Ostatnio przebiegam tylko wzrokiem mój blog, a i moje odwiedziny na innych blogach są bardzo rzadkie.
Rozpoczęłam sezon przetworowy ......dobrze, że chociaż udaje mi się czytać. Ten czas ma tę zaletę, że przygotowując sobie owoce oglądam filmy z czym w ciągu roku bywa kiepsko.
Pół roku za nami ......lato jakby nam już minęło darząc słońcem ponad miarę, ale znów powraca co cieszy, bo jesień niech będzie w jesieni.........
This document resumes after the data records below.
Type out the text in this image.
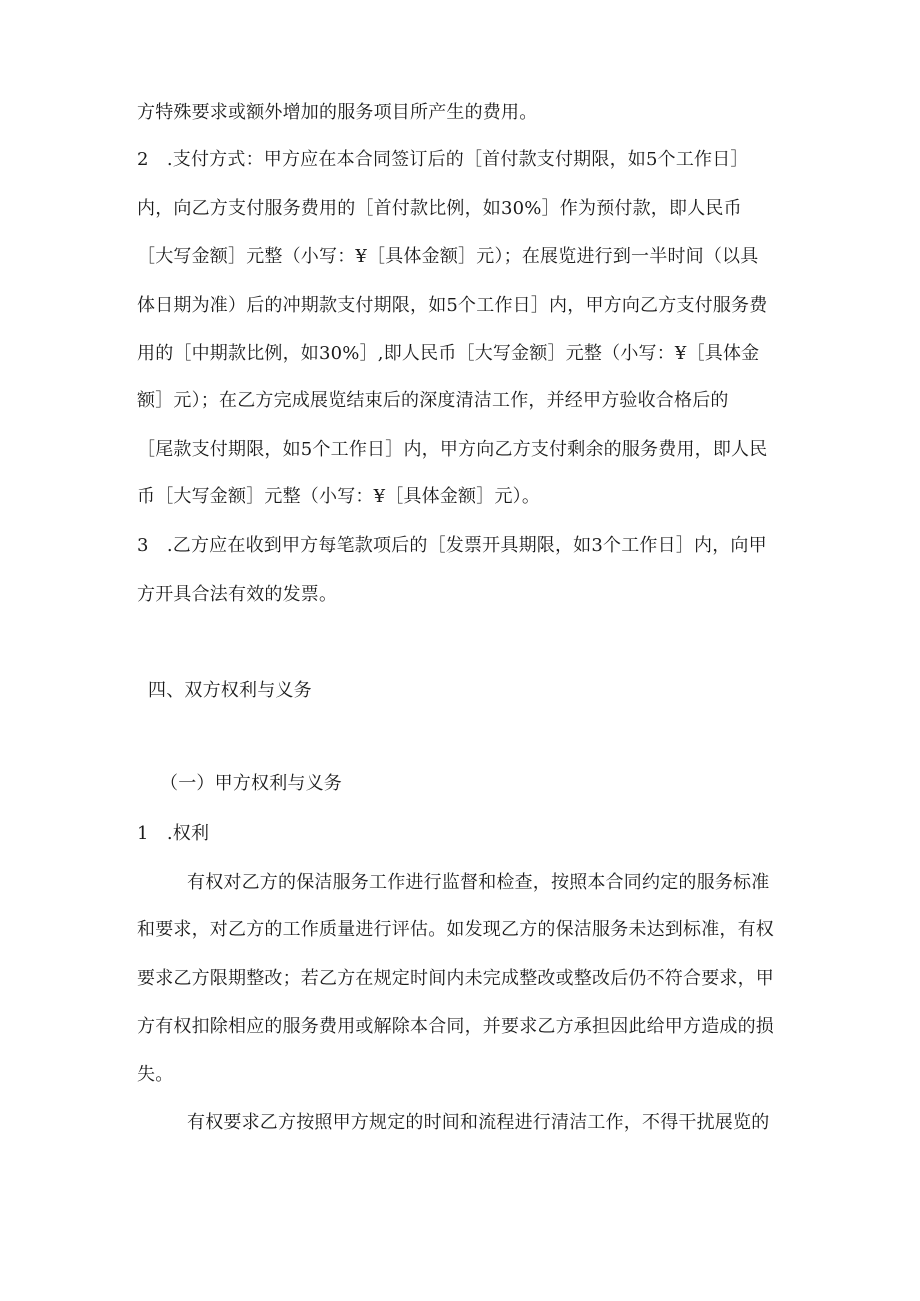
方特殊要求或额外增加的服务项目所产生的费用。
2　.支付方式：甲方应在本合同签订后的［首付款支付期限，如5个工作日］
内，向乙方支付服务费用的［首付款比例，如30%］作为预付款，即人民币
［大写金额］元整（小写：¥［具体金额］元）；在展览进行到一半时间（以具
体日期为准）后的冲期款支付期限，如5个工作日］内，甲方向乙方支付服务费
用的［中期款比例，如30%］,即人民币［大写金额］元整（小写：¥［具体金
额］元）；在乙方完成展览结束后的深度清洁工作，并经甲方验收合格后的
［尾款支付期限，如5个工作日］内，甲方向乙方支付剩余的服务费用，即人民
币［大写金额］元整（小写：¥［具体金额］元）。
3　.乙方应在收到甲方每笔款项后的［发票开具期限，如3个工作日］内，向甲
方开具合法有效的发票。
四、双方权利与义务
（一）甲方权利与义务
1　.权利
有权对乙方的保洁服务工作进行监督和检查，按照本合同约定的服务标准
和要求，对乙方的工作质量进行评估。如发现乙方的保洁服务未达到标准，有权
要求乙方限期整改；若乙方在规定时间内未完成整改或整改后仍不符合要求，甲
方有权扣除相应的服务费用或解除本合同，并要求乙方承担因此给甲方造成的损
失。
有权要求乙方按照甲方规定的时间和流程进行清洁工作，不得干扰展览的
Przez minione pół roku udało mi się przeczytać 21 książek, w tym dwie "przeczytałam" przez wysłuchanie. A co czytałam obrazuje moja półka na LC. Kto ciekaw co czytałam może zajrzeć....zapraszam. Osiągnęłam w ten sposób średnią 3 koma coś tam na miesiąc i obym taką utrzymała do końca roku....to będzie dobrze.
W zasadzie każdą z przeczytanych książek mogę polecić, bo to były bardzo dobre lektury, ale bezsprzecznie największe wrażenie na mnie zrobiły wspomnienia Franka McCourta, które dostarczyły mi wiele różnych emocji a także były źródłem sporej wiedzy o życiu Irlandczyków u siebie i w Ameryce w XX wieku.
A styl w jakim książki zostały napisane sprawił, że poświęcałam im każdą wolną chwilę. To historia, która na długo pozostanie w mojej pamięci.
Jak to widać na blogu pisanie o przeczytanych książkach zupełnie mi nie idzie......i obawiam się, że chyba tak już zostanie....przynajmniej na razie.
W czerwcu jedną z niedziel spędziliśmy między innymi w Krakowie. Miałam okazję do zrobienia wielu zdjęć i kiedyś może część ich na blogu pokażę a dzisiaj tylko te związane z książkami. Idąc pieszo od Galerii Kraków na Wawel na ulicy św. Marka zwróciłam uwagę oczywiście na antykwariat. Nie wchodziłam do niego, gdyż nie było na to czasu a poza tym ja przecież w tym roku nie kupuję książek.....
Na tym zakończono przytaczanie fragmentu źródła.